Streit über Coronabonds: Von der Leyens Wende

Die EU-Kommissionspräsidentin legt eine Kehrtwende hin. Die Gegnerin von Coronabonds führt ein europaweites Kurzarbeitergeld ein.

Vonder Leyen hat die Augen geschlossen.

Augen zu und durch: Ursula von der Leyen Foto: Francois Lenoir/reutes

Besser spät als nie: Ursula von der Leyen scheint endlich zu verstehen, dass sie jetzt EU-Kommissionspräsidentin ist – und nicht mehr CDU-Ministerin in Berlin. In der Coronakrise trat sie bisher auf, als wollte sie das Klischee einer deutschen Provinzpolitikerin übererfüllen. Statt für europäische Solidarität zu werben, ließ von der Leyen erst kürzlich wissen, dass Coronabonds nur ein „Slogan“ seien. Die Resonanz in Italien und Spanien war verheerend. Es war abzusehen, dass von der Leyen jegliche Autorität in ihrem neuen Amt verlieren würde.

Doch von der Leyen weiß, wie man Konflikte übersteht. Sie ist eine begabte Politikerin, die schnell aus Fehlern lernt. Also hat sie eine blitzschnelle Kehrtwende hingelegt. Die EU-Kommission will jetzt ein europaweites Kurzarbeitergeld einführen, das den schwer getroffenen Ländern zugutekommen soll.

Um Missverständnissen vorzubeugen: Die Länder bekämen das Geld nicht geschenkt. Die EU-Kommission würde ihnen die Mittel nur zu einem sehr günstigen Zinssatz leihen. Dieses Konzept ist wirklich gut und hätte zudem den Vorteil, dass es ein Programm für die ganze EU und nicht nur für die Eurozone wäre. Auch Bulgarien oder Rumänien könnten unterstützt werden, falls sie von den Coronakosten überwältigt werden.

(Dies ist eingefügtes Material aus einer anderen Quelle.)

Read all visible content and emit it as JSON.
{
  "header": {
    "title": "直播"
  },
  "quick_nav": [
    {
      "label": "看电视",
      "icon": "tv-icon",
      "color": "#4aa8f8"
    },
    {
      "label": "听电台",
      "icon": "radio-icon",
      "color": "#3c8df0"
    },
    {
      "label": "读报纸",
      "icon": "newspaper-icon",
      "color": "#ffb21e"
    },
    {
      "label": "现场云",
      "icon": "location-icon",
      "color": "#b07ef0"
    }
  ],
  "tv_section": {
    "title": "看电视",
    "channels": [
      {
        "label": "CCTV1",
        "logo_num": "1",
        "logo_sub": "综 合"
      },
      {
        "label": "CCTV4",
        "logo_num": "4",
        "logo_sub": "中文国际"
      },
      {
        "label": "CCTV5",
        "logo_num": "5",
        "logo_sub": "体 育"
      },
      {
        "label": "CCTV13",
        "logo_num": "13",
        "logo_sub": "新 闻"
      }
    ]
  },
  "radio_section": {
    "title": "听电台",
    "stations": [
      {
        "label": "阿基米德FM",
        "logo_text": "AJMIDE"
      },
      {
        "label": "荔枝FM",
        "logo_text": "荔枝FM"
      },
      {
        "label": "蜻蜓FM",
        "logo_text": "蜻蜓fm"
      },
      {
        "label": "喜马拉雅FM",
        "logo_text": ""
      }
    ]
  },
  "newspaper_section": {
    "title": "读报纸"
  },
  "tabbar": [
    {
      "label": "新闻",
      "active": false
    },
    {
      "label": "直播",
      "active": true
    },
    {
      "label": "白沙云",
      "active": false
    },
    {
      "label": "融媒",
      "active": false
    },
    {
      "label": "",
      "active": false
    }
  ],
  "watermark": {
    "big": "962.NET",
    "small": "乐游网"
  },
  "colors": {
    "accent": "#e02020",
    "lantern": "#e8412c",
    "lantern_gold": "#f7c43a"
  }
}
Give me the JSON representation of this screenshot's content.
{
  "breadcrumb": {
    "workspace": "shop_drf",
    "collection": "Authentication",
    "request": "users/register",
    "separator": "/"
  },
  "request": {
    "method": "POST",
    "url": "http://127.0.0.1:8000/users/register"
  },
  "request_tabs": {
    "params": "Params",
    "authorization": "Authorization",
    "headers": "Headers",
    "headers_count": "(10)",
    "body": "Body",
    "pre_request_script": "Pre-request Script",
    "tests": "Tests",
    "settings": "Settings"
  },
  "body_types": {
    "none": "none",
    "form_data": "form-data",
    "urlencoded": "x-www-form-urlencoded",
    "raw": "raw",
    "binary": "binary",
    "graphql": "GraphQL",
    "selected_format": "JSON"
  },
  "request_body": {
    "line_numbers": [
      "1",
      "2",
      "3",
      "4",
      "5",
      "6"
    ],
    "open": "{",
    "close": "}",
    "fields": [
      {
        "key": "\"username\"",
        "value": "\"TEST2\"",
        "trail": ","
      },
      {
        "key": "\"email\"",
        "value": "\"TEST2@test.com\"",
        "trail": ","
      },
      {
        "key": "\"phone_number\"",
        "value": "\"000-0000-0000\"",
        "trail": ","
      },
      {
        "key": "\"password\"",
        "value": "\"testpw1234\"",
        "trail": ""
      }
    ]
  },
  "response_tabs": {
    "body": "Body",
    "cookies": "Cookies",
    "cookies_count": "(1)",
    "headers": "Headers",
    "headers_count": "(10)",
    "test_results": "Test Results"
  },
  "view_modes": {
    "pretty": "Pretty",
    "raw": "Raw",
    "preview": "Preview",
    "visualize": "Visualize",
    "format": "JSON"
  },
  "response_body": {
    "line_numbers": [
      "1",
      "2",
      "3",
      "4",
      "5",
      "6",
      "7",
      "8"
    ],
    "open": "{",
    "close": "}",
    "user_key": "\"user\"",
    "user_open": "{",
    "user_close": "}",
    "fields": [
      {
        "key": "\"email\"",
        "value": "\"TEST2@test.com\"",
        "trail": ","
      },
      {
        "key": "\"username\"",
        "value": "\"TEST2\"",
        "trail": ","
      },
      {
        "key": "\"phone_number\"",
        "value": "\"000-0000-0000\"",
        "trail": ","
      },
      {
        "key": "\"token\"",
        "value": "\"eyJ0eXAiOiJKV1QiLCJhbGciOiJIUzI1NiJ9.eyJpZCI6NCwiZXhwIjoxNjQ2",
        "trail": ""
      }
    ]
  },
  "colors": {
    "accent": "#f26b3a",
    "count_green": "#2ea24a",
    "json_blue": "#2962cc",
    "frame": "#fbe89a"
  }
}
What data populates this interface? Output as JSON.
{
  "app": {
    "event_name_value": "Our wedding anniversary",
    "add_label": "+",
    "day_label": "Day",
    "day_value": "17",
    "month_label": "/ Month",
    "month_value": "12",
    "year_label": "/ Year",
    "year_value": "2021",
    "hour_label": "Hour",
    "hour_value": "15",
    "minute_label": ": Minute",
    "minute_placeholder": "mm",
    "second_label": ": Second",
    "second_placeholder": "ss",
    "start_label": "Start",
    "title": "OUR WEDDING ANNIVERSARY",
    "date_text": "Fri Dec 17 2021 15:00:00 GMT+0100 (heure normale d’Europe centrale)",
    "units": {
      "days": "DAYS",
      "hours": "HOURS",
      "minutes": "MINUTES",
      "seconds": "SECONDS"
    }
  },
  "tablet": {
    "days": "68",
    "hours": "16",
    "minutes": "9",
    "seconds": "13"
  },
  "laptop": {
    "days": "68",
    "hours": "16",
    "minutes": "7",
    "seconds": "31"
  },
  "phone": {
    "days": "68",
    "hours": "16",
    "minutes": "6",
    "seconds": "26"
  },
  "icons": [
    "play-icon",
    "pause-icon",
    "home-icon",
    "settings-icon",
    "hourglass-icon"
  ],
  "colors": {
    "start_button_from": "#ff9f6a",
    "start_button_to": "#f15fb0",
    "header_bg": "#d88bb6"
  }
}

Das Programm würde durch Anleihen der EU finanziert. Es wären also faktisch Coronabonds, die aber nicht so heißen dürfen. Stattdessen spricht von der Leyen etwas wolkig von „Garantien“. Allzu offensichtlich soll nicht werden, dass sie sich selbst korrigiert.

Politisch ungeheuer hilfreich

Das neue EU-Programm soll 100 Milliarden Euro umfassen, was niemals reichen dürfte, um die Coronafolgen in Europa zu bekämpfen. Trotzdem ist das Projekt weit mehr als nichts. Politisch ist es ungeheuer hilfreich, dass sich die EU-Kommission jetzt zu Coronabonds bekennt. Dies dürfte den Druck auf Deutschland erhöhen, endlich europaweiten Programmen zuzustimmen, die die Not in den stark betroffenen Ländern umfassend lindern.

Von der Leyen ist nicht die einzige Spitzenpolitikerin, die in der Coronakrise rasant dazulernen musste. Auch EZB-Chefin Christine Lagarde fiel zunächst mit der wenig kundigen Bemerkung auf, die Zentralbank sei nicht dafür da, die Zinsunterschiede zwischen den Euroländern zu korrigieren. Eine Woche später legte die EZB ein Programm von 750 Milliarden Euro auf, um genau diese Zinsunterschiede einzudämmen. Bleibt also die Hoffnung, dass auch Kanzlerin Merkel eine Wende vollzieht – und den Charme der europäischen Solidarität entdeckt.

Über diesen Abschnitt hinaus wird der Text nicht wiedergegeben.